View attachment Speaker Setup Suggestion.doc


My suggestion is all ceiling speakers because you dont appear to have room for floorstanding in the front. Hopefully you wont have light cans in the way of speaker placement.If you go all ceiling my suggestion is a 8 or 10 inch like Proficient. 
http://www.proficientaudio.com/products/home-theater/ceiling-lcr-speakers/c1030-ceiling-lcr-speaker
I know you have access to the attic but getting wires down an exterior wall is not so easy for 2 reasons. Generally the roof line angles down on top of the exterior wall making it hard to drill a hole in that limited space...
Also that wall is going to be insulated so be ready with some glow rods to fish the wires down to your equipment location...lddude:

And Definately get a quality HDMI cable to your TV. Sorry I didnt see the budget part at first....you might look at PARTSEXPRESS for some lower priced speakers...but keep in mind that at least 75% of your budget is for speakers..


----------



## golson (Feb 20, 2012)

I like your ideas. The second floor is a subfloor to the upstairs rooms and might not be too dificult to fish these wires through. The other question is would both couch locations get surround sound or just the one facing the TV?


----------



## RTS100x5 (Sep 12, 2009)

golson said:


> I like your ideas. The second floor is a subfloor to the upstairs rooms and might not be too dificult to fish these wires through. The other question is would both couch locations get surround sound or just the one facing the TV?

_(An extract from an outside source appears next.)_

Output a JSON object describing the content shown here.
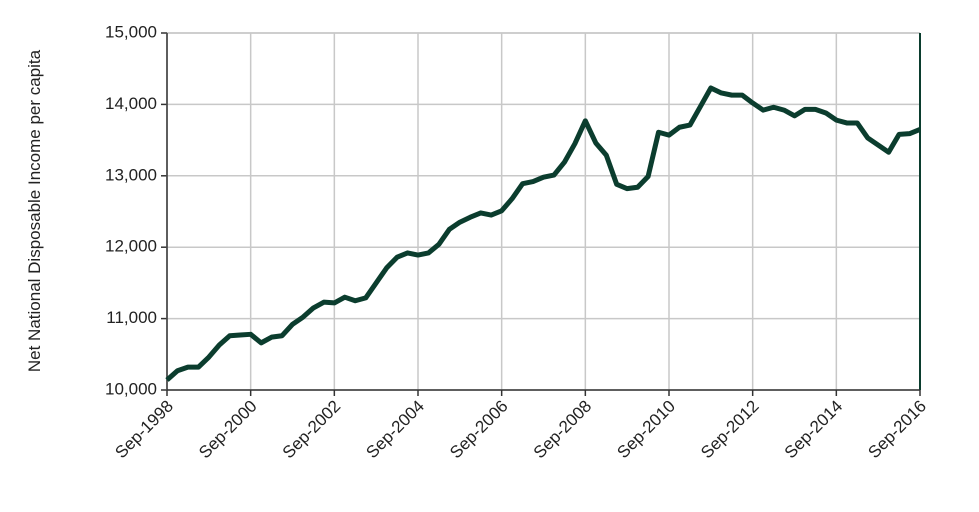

The side couch will be a compromise on surround sound but still perceivable depending on how you setup the Audio Video Reciever..What I mean is, during the room equalization process, most new AVR's let you setup 2 or 3 listening positions with the calibration microphone. I would make 3 positions in your room. 1 on the left side of the rear couch, 2 on the right side of the rear couch and 3 in the middle of the side couch. This should "average out" the listening positions in that room. 
Have you decided what receiver your going to get ??


----------